In a significant development, OpenAI and Oracle revealed that they are deepening their commitment to AI infrastructure with a 4.5-gigawatt expansion of data center capacity. This marks a dramatic turn of events, bringing the total Stargate-related buildout to over 5 gigawatts—enough to support more than 2 million high-performance AI chips. At the center of this push is the Abilene, Texas facility, now branded “Stargate I,” which has already begun hosting Nvidia GB200 rack deployments to power early workloads. Thousands of new jobs have been created, and construction efforts are ramping with visible urgency.
This fresh momentum runs in parallel with continued planning for a smaller data center in Ohio, originally reported by the Wall Street Journal as the sole remaining focus of the project. That Ohio site is still expected to be completed by the end of the year and may serve as a political and logistical foothold in the Midwest.
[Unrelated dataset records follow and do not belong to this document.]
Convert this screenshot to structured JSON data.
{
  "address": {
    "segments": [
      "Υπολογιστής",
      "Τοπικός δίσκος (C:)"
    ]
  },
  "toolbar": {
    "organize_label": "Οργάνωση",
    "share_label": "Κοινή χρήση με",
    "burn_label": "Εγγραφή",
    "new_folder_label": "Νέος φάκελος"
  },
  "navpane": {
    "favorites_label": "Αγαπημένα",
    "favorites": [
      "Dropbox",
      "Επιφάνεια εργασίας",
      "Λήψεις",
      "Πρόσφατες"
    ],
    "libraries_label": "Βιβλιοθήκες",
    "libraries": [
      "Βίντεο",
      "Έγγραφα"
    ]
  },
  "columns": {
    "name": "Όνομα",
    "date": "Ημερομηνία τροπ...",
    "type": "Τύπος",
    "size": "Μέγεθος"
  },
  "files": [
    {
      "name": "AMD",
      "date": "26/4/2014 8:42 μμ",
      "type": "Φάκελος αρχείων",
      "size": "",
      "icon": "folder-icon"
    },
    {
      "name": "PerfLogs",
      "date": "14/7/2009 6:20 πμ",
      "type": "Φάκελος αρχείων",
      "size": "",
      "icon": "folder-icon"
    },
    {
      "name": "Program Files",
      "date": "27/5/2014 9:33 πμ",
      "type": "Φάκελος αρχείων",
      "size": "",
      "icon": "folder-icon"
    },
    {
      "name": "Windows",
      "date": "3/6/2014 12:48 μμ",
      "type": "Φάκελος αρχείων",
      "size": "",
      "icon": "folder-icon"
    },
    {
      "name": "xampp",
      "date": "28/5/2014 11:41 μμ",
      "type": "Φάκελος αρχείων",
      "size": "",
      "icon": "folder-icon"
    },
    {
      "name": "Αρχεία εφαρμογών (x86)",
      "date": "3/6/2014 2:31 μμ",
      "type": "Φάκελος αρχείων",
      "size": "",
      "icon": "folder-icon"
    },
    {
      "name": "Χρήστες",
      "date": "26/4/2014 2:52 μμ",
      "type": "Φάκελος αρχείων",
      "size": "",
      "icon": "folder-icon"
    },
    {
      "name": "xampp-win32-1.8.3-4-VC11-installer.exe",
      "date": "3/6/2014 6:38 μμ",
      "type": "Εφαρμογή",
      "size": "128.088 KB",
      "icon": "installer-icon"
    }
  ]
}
Meanwhile, OpenAI and SoftBank are continuing to assess additional locations, although some friction persists—particularly around SB Energy’s role and site selection logistics.
The picture that now emerges is not one of collapse, but rather a strategic realignment. Stargate is advancing on two fronts: a high-capacity flagship site already operational in Abilene, and a smaller, more modest build in Ohio that reflects the recalibrated ambitions of some of the project’s more cautious stakeholders. Internal disagreements haven’t been resolved entirely, but momentum on the ground suggests OpenAI and Oracle are pressing forward, regardless of SoftBank’s hesitations.
For Nvidia and AMD, the implications of this turnaround are significant. The initial panic surrounding Stargate’s apparent downsizing sent their stock prices into retreat. But the confirmation that large-scale deployments are not only planned but already underway—particularly Nvidia hardware in Abilene—should stabilize investor sentiment. Nvidia, in particular, stands to benefit from the GB200 ramp-up, while AMD may yet regain momentum if additional contracts materialize in these new phases.
Stargate’s trajectory remains non-linear, shaped by the complex dance between geopolitical capital, corporate ambition, and technical execution. What was once framed as a binary outcome—ambitious success or dismal failure—now looks more like a layered process of trial, correction, and iteration. The first meaningful phase is in motion, and whether it becomes a scalable model or a standalone effort will depend on execution in Abilene, outcomes in Ohio, and the resolution of strategic tensions among its backers. For now, Stargate is no longer a pipe dream or a casualty. It’s back on the launchpad—just with less fanfare and a tighter flight path.